The wife, Hannah Caldwell, fled into the interior of the state with her nine children, but even here there seemed no peace, for a body of Hessian and British troops had landed on the New Jersey coasts and were proceeding to spread devastation and terror throughout the colony. When informed of the enemy's approach, the pastor put his elder children into a baggage wagon which was in his possession as commissary, and sent them to some of his friends for protection. But three of the youngest, with an infant about eight months old, remained with their mother in the house, Mr. Caldwell having no fears for the safety of his wife and young family since he believed it impossible that "resentment could be extended to a mother watching over her little ones." He was called to join the force collecting to oppose the British marauders, and early in the morning; while his wife was handing him a cup of coffee, which he drank as he sat on horseback, he saw the gleam of British arms in the distance, and he put spurs to his horse. What followed is best given in the simple terrible account of the crime. Mrs. Caldwell herself felt no alarm. She placed several articles of value in a bucket and let it down into the well, and filled her pockets with silver and jewelry. She saw that the house was put in order and then dressed herself with care that, should the enemy enter her dwelling; she might, to use her own expression, "receive them as a lady." She then took the infant in her arms, retired to her chamber, the window of which commanded a view of the road, and seated herself upon the bed. The alarm was given that the soldiers were at hand.

 But she felt confident that no one could have the heart to do injury to the helpless inmates of her house. Again and again she said: "They will respect a mother." She had just nursed the infant and given it to the maid. A soldier left the road and, crossing a space of ground diagonally to reach the house, came to the window of the room, put his gun close to it and fired. Two balls entered the breast of Mrs. Caldwell; she fell back on the bed and in a moment expired.

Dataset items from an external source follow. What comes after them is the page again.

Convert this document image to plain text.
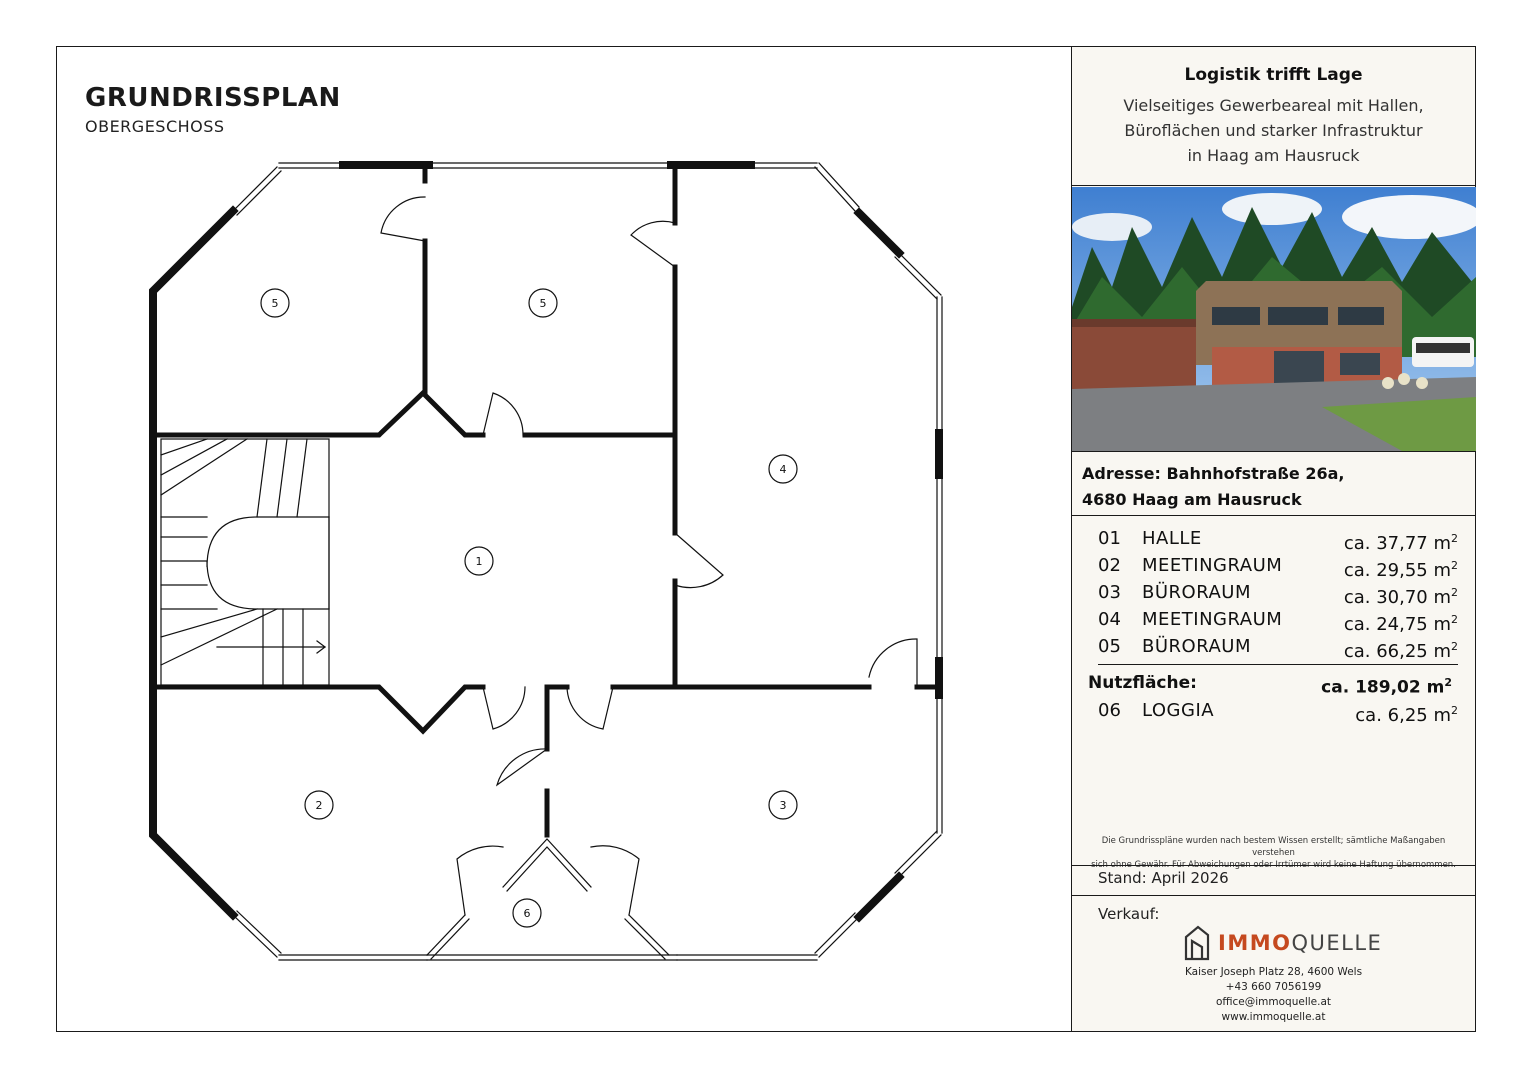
GRUNDRISSPLAN
OBERGESCHOSS
5	5
4
1
2	3
6
Logistik trifft Lage
Vielseitiges Gewerbeareal mit Hallen,
Büroflächen und starker Infrastruktur
in Haag am Hausruck
Adresse: Bahnhofstraße 26a,
4680 Haag am Hausruck
01	HALLE	ca. 37,77 $m^2$
02	MEETINGRAUM	ca. 29,55 $m^2$
03	BÜRORAUM	ca. 30,70 $m^2$
04	MEETINGRAUM	ca. 24,75 $m^2$
05	BÜRORAUM	ca. 66,25 $m^2$
Nutzfläche:	ca. 189,02 $m^2$
06	LOGGIA	ca. 6,25 $m^2$
Die Grundrisspläne wurden nach bestem Wissen erstellt; sämtliche Maßangaben verstehen
sich ohne Gewähr. Für Abweichungen oder Irrtümer wird keine Haftung übernommen.
Stand: April 2026
Verkauf:
IMMOQUELLE
Kaiser Joseph Platz 28, 4600 Wels
+43 660 7056199
office@immoquelle.at
www.immoquelle.at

After the murder Mrs. Caldwell's dress was cut open and her pockets were rifled by the soldiers. Her remains were conveyed to a house on the other side of the road, the dwelling was then fired and reduced to ashes with all the furniture, but the ruthless soldiers evidently desired her death to be known, that such a fate might intimidate the countryside.

Some attempts were made by the Royalist party to escape the odium of the frightful outrage by pretending that Mrs. Caldwell had been killed by a chance shot. The actual evidence, however, sets beyond question the fact that one of the enemy was the murderer and there is much reason to believe that the deed was deliberately ordered by those high in authority.

It seems peculiarly sad that such an end should have been the fate of a woman known as Hannah Caldwell was for her benevolence, serenity and sweetness of disposition, but the memory of this martyr to American liberty will long be revered by the inhabitants of the land, with whose soil her blood has mingled.